E se l’otto marzo fosse ormai una dissonanza cognitiva? Ci avete mai pensato?

Baluardo vetero-femminista del secolo scorso, senza scomodare i soliti aneddoti e i soliti personaggi, letterati e filosofi che si tirano fuori dalla naftalina solo l’otto marzo, questa festa aveva origini e motivazioni nobili in un’epoca pre-industriale o industriale, pre e postbellica, dove le donne venivano utilizzate come manovalanza sottopagata in fabbriche disumane al limite del romanzesco.

È certo una fortuna che quegli ambienti e quelle condizioni bestiali non esistano più, perlomeno in Occidente o in quello sviluppato quantomeno, grazie alle battaglie fatte dalle donne, ma quel diritto ad essere riconosciuta portatrice di uguali diritti in quanto donna, in quanto femmina, intesa come non inferiore al maschio dominante nella società quanto può essere ancora attuale inteso in quel modo vittimistico e anacronistico?

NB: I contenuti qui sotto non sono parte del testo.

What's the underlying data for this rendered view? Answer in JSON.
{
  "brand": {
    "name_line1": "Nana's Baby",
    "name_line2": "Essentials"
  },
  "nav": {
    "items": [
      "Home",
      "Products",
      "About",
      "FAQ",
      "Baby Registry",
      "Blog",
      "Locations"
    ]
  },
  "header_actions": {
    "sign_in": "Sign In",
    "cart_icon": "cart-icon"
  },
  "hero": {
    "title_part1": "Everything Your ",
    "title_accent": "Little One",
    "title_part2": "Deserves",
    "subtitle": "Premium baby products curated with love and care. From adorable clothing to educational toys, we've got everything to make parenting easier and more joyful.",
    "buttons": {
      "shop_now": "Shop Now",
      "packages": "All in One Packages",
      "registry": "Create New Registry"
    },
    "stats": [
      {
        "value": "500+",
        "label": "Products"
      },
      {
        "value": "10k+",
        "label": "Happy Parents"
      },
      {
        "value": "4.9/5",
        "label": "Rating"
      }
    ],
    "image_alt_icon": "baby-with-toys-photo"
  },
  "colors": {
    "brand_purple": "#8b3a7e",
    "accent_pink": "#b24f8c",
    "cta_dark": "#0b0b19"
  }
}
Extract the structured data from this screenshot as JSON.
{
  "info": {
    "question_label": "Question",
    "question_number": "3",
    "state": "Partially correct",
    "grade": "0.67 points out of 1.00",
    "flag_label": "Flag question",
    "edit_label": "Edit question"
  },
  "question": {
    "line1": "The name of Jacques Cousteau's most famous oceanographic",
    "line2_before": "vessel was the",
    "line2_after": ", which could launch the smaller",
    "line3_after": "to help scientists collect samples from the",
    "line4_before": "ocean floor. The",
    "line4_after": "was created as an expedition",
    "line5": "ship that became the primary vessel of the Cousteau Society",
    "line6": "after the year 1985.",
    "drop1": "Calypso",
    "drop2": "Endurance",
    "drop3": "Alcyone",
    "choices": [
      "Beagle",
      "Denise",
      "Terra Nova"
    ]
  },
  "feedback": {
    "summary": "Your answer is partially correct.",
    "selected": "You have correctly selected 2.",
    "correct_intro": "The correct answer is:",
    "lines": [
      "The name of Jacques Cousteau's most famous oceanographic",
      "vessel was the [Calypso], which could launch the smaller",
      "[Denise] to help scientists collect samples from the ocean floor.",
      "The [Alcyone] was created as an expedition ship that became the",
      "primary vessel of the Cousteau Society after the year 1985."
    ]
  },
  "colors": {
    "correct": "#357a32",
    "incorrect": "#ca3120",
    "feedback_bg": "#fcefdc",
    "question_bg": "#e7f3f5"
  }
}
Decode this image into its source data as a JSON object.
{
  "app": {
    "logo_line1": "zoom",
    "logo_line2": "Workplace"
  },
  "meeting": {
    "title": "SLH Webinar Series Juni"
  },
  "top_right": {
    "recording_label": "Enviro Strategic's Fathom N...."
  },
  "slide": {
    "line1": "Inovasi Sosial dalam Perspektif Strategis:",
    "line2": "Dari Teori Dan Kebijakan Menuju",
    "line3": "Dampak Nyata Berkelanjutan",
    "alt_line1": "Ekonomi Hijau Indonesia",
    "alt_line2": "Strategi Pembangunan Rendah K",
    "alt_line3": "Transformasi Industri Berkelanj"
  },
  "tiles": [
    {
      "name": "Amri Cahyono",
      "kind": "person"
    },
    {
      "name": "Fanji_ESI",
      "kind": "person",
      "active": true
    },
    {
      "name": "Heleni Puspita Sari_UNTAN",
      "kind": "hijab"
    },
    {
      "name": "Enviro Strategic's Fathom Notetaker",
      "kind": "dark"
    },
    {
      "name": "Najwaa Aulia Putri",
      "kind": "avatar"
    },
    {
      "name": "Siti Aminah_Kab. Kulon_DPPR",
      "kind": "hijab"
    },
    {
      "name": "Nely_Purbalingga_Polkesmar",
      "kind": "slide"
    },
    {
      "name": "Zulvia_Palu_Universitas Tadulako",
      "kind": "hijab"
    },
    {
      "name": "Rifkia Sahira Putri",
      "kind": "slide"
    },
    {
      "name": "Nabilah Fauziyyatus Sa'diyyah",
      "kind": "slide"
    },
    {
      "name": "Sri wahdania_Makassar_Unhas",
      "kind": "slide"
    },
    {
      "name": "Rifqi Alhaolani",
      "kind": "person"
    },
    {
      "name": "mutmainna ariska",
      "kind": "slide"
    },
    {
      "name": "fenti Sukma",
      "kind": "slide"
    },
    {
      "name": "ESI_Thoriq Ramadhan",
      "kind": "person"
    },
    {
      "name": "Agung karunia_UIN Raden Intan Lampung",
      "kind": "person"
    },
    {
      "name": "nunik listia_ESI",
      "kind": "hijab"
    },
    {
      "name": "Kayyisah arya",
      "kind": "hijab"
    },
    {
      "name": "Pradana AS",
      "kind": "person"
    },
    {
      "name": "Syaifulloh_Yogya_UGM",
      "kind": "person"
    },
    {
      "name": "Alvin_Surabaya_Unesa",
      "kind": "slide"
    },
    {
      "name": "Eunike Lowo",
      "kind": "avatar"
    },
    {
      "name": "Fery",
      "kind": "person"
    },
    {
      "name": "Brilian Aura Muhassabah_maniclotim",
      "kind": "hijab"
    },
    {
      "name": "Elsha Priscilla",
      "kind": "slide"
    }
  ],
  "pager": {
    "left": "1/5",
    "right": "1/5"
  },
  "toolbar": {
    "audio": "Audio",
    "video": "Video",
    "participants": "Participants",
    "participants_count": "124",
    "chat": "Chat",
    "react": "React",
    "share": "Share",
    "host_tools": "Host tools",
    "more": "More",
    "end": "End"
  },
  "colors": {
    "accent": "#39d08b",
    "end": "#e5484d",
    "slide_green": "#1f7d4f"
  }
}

La società mondiale va verso il riconoscimento di diritti “gender free” a prescindere dal sesso biologico di appartenenza natia, inutile negare la battaglia che il politically correct ha fatto, vincendo, nelle teste di molti, e grazie a certe esagerazioni mediatiche sono saliti alla ribalta altri diritti dell’individuo, come quello alla sessualità e all’identità sessuale a prescindere dal sesso biologico di nascita. Che senso ha, a meno di non appartenere ad una setta religiosa con canoni immutabili e un diritto naturale dogmatico e indiscutibile, continuare a mettere un recinto sotto forma di “festa” per festeggiare la differenza se invece quello che si vuole raggiungere o significare è l’uguaglianza?

La festa della donna è diventata di fatto una festa schizofrenica, dove il recinto di tutela è diventato a suo modo un ghetto, perché non serve un giorno dedicato alla donna, serve un giorno dedicato all’uguaglianza, è l’uguaglianza che va ripensata.

Dovremmo forse intendere il concetto di uguaglianza sempre più nel senso di pari opportunità più che come uguaglianza di genere, laddove due generi – o tre o diecimila – non saranno mai uguali, perché la biologia come la matematica è una scienza, non saranno mai uguali due dna figuriamoci due persone intere di questo o quel sesso. Eppure la farmacologia mondiale è ancora tarata su parametri maschili, come quasi tutto il resto, fatte salve aberranti pubblicità di prodotti per l’igiene intima femminile e similari (che a quanto pare l’igiene intima maschile per il mercato è un optional).

Siamo tutti diversi ma abbiamo un parterre di diritti e opportunità pensati in funzione del genere e non del benessere psicofisico dell’individuo. La vera uguaglianza sarebbe poter permettere – e a chiunque – di avere lo stesso trattamento anche partendo da caratteristiche diverse, da generi diversi – dove un congedo mestruale retribuito non può essere una concessione normativa ma dovrebbe essere l’ovvio già inserito da decenni nelle leggi e nei costumi senza doversene vergognare o sentircisi fare sopra dell’ironia. Che ironia si può fare se una banana non è un caco e una pera non è una mela? Essere donna poi è ormai un concetto amplissimo che ricomprende anche i diritti di identità emozionale delle persone transgender, si può essere contro a prescindere, in quanto irriducibili conservatori o peggio, ma se non si vuole creare una società di recinti e compartimenti è da una prospettiva più alta che si dovrebbe ripensare interamente la festa della donna. E magari abolirla in favore di una festa dell’uguaglianza. L’articolo 3 della nostra Costituzione dice questo, tutelare l’uguaglianza nella differenza, ma i più non capiscono che la mimosa oggi è ancora un simbolo di differenza, non di uguaglianza, forse di un percorso verso la pari dignità morale e sociale della donna ma la si accetta solo per cortesia.

Forse sarebbe preferibile non averlo un giorno per festeggiare il semplice fatto di essere noi stesse, oggi come oggi sottolineare l’ovvio è più discriminatorio della discriminazione in sé. Se volete festeggiare una persona, che sia donna o uomo o altro, datele pari dignità e pari opportunità, tutto il resto è noia. Ma, noia-noia-noia.